Una niña 8 puntos
Petite fille; Francia, 2020
Dirección y guion: Sébastien Lifshitz.
Duración: 86 minutos.
Estreno: en la plataforma MUBI.
La infancia de Sasha no es sencilla, sobre todo en el ámbito público y, particular e intensamente, en la escuela. Poco antes de cumplir tres años le dijo a su madre que, cuando creciera, quería ser una niña. Ahora Sasha, a quien todos en su familia reconocen como una chica encerrada en un cuerpo de varón, tiene ocho años y las dificultades de aceptación por fuera del grupo familiar comienzan a dificultar el disfrute de la infancia. Ese “ahora” es el delimitado por los meses de rodaje de Una niña, el documental del experimentado realizador francés Sébastien Lifshitz estrenado en el Festival de Berlín a comienzos de 2020, semanas antes del comienzo de las cuarentenas mundiales. Un presente que es bisagra en el futuro de la protagonista, obligada a vestirse como un hombrecito en la escuela de su pequeña ciudad, libre de jugar con muñecas y usar pollera en la intimidad del hogar.
Lifshitz, director de películas de ficción como Wild Side (2004) y Plein sud (2009), retrató en 2021 a dos chicas jóvenes durante una etapa de enormes cambios en el notable documental Adolescentes, pero Una niña está marcada a fuego por la condición de disforia de género de la protagonista. “Cuando estaba embarazada de Sasha quería tener una hija, y siempre pensé que eso había marcado su destino”, confiesa a cámara la madre, Karine, como si se tratara de un castigo autoinfligido por la sensación de culpa. Madre e hija viajan a París para reunirse con una doctora especializada; una primera consulta psicológica que, eventualmente, derivará en tratamientos hormonales para “detener” la pubertad a tiempo y evitar el avance de la testosterona.
“No sabemos qué provoca la disforia de género, pero podemos descartar por completo los deseos de la madre durante el embarazo”, afirma con tierna vehemencia la médica, antes de indagar en los anhelos y angustias de Sasha, cuyos ojos comienzan a llenarse de lágrimas al reconocer las dificultades de aceptación de algunos compañeros pero, sobre todo, la de los adultos a cargo de la escuela. La madre recuerda otra primera vez, cuando fueron juntas a comprar un vestido, y la sensación de vergüenza ante las vendedoras. Aceptar lleva tiempo, incluso para los más cercanos. De regreso en Laón, a 160 kilómetros de París, el padre maldice al director de la escuela, mientras los hermanos de Sasha –el mayor, de unos diez años, el más pequeño y la hija adolescente– terminan de cenar.
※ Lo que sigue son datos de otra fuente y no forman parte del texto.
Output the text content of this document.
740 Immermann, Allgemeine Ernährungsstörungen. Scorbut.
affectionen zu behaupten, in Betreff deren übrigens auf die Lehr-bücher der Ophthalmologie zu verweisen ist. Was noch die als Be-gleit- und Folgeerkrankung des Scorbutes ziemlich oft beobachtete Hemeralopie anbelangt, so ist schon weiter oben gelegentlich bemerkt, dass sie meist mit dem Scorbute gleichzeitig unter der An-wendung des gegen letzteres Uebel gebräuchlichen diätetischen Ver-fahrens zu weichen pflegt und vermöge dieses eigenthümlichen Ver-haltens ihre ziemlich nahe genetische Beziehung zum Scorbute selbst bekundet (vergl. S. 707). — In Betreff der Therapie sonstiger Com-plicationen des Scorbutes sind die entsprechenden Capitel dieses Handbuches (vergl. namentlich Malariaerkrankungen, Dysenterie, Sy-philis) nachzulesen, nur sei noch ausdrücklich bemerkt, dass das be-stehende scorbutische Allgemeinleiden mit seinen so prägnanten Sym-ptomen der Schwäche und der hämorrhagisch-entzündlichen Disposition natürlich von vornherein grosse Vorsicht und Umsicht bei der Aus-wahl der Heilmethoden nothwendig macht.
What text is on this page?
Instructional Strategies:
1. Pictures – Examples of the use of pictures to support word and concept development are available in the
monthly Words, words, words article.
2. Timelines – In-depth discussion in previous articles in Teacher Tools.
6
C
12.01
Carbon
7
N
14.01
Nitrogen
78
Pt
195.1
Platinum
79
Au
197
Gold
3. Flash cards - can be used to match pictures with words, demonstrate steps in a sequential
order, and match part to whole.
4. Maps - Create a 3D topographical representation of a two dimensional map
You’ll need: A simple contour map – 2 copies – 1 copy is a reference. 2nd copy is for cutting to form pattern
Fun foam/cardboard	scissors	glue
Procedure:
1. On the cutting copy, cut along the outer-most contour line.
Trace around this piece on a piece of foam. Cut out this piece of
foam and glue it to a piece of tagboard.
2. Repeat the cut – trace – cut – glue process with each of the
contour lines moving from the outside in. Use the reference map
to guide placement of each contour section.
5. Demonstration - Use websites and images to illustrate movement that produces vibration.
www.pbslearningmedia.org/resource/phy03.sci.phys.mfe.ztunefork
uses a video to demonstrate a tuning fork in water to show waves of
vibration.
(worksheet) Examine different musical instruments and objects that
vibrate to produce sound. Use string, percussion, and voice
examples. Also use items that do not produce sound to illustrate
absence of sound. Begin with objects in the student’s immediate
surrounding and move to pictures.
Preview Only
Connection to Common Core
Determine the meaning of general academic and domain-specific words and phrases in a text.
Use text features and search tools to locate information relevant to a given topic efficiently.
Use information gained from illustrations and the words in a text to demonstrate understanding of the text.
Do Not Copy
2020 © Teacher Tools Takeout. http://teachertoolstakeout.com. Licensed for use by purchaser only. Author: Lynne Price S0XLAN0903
Lejos del voluntarismo discursivo, Una niña parte de los sujetos –es decir, de los seres humanos registrados por la cámara– y nunca los abandona, transmitiendo dolores y felicidades con un sentido humanista profundo. “Yo sé lo que le espera a Sasha en el futuro: incomprensión, insultos, golpes”, afirma seriamente Karine, la cámara bien pegada a su rostro (el uso del primer plano es esencial al estilo íntimo de Lifshitz, cuya cercanía emocional con las personas retratadas es notable, en más de un sentido). La resistencia de la comunidad semi rural de Laón se evidencia aún más cuando Sasha, al comienzo de un nuevo año escolar –el primero en el cual se le permite asistir con aspecto de niña, corolario directo de una carta oficial médica–, es rechazada por su docente de ballet. Ese relato en primera persona marca el cierre de la película, un final esperanzado pero lleno de incertidumbres. Sasha está floreciendo y, posiblemente, podrá ser quien quiera ser, pero no sin sufrimientos, aversiones y antipatías de una parte de la sociedad. El apoyo de la familia, sin embargo, se evidencia como un sostén tan fuerte como el acero. En palabras del padre, “no se trata de tolerar. Ella es mi hija y punto”.